Уедут они в Ялту, а мы останемся. Остро, больно кольнула картинка – Пульников
храпит пьяный в заброшенной комнатёнке. Зато на воле. Придет время, и я выйду. Есть
ли у меня мечта? Увезти ее в Ялту и прислать оттуда Бондарю телеграмму: не серчай.
Она всё понимает, она хорошо на меня смотрит. Завтра я буду смелее. «Я тоже…»
Вечером я рассказал Вериге про Пульникова, положение у него богомерзкое, не
могу забыть его заброшенность. Пошли с Вериго в ординаторскую, позвали блатных –
так и так, Филипп на воле пропадает, нельзя ли ему помочь. Они выслушали молча, не
встали в позу: а при чём здесь мы? Только один вопрос: что ему надо, хату обставить?
Я начал прикидывать – побелить или, может быть, обои наклеить, больница ничего не
может, какой-нибудь шкафчик соорудить, у него шмотьё в углу свалено. Они обещали
послать туда бугра бесконвойного, и пусть он сам всё прикинет. Через неделю Светлана
побывала у Пульникова – выглядит квартира прилично, покрашен пол, стены
побелены, у входа новая вешалка, над столом желтый абажур с кистями, на столе
скатерть и графин. Похоже, ломанули бесконвойники чью-то хату в Соре. «А водку
видели?» – «Бутылка посреди стола. Я заходила с Бондарем. Филипп Филимонович
тут же бросился нас угощать».
А не могут ли воры в законе отучить от алкашества?
22
Хожу по зоне, дышу, мечтаю и жду, когда будет партийный съезд и новый кодекс,
подсчитываю, сколько мне скостят. Хриплый оклик спускает меня на землю. «Здорово,
Барон. Гаврош вышел из Малой зоны, тебе ксиву пуляет». Кличку мне приклеил Волга,
костерил меня фон-Бароном, но «фон» отпало. В лагере человек без клички – козявка.
Гаврош коротко написал, что хотел бы встретиться, покалякать, найди время и дай
сразу ответ. Я дал, сегодня в пять возле кинобудки. Гаврош вышел из штрафняка, надо
его хоть чем-то угостить, возьму остатки опийной настойки, найдется пять-шесть
таблеток кодеина с терпингидратом.
Гаврош мне интересен. Собственно говоря, любой крупный уголовник – феномен.

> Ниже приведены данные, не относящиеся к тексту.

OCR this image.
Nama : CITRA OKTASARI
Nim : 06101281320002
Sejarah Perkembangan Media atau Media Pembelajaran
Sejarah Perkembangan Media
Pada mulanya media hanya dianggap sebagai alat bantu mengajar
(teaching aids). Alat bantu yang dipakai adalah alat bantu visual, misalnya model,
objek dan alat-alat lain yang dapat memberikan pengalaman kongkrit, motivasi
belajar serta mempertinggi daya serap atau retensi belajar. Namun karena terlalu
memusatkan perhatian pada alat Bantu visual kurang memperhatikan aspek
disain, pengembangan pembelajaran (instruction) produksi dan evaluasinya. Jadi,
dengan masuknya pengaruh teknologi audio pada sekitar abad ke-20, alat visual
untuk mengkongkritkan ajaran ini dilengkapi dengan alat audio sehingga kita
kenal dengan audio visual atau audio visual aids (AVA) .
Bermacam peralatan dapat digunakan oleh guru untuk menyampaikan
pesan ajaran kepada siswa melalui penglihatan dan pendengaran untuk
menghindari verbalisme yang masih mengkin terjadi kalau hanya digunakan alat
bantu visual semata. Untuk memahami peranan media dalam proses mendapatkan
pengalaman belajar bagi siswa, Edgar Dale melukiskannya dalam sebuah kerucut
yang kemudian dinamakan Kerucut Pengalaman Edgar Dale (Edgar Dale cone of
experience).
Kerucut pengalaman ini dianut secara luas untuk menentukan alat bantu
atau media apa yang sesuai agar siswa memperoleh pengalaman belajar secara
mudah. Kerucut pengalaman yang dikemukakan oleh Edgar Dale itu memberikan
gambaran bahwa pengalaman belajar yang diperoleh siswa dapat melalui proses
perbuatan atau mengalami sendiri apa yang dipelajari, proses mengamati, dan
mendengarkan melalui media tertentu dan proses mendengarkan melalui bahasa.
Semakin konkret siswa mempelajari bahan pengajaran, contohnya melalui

Я уже рассказывал про Колю Малого. А взять Питерского? Гаврош о своем
происхождении не говорил, но я догадывался, он не из простой семьи, проскакивали
кое-какие частности. Он высокого роста, тип, я бы сказал, демонический – черные
брови, синие глаза, слегка раскосый, красивый. Сгубила его малина, хотя сам он так не
считает. Он убежден, психически нормального гражданина в нашей стране встретишь
только по лагерям, на воле остаются люди подлые, сволочи тайные или явные.
Порядочный на воле временно. Познакомился я с Гаврошем на каменном карьере,
потом он поступил в стационар с мастыркой, ввёл два кубика одеколона под кожу
голени и начался паралич нерва с атрофией мышц. Я пытался разобраться, какой тут
патогенез, а главное, почему всё потом проходит. Рисковали блатные сильно, но всё-
таки они что-то знали из чужого опыта, накопление шло как в древности, в донаучный
период. Ни в одном научном труде не сыщешь рекомендаций, как себя калечить.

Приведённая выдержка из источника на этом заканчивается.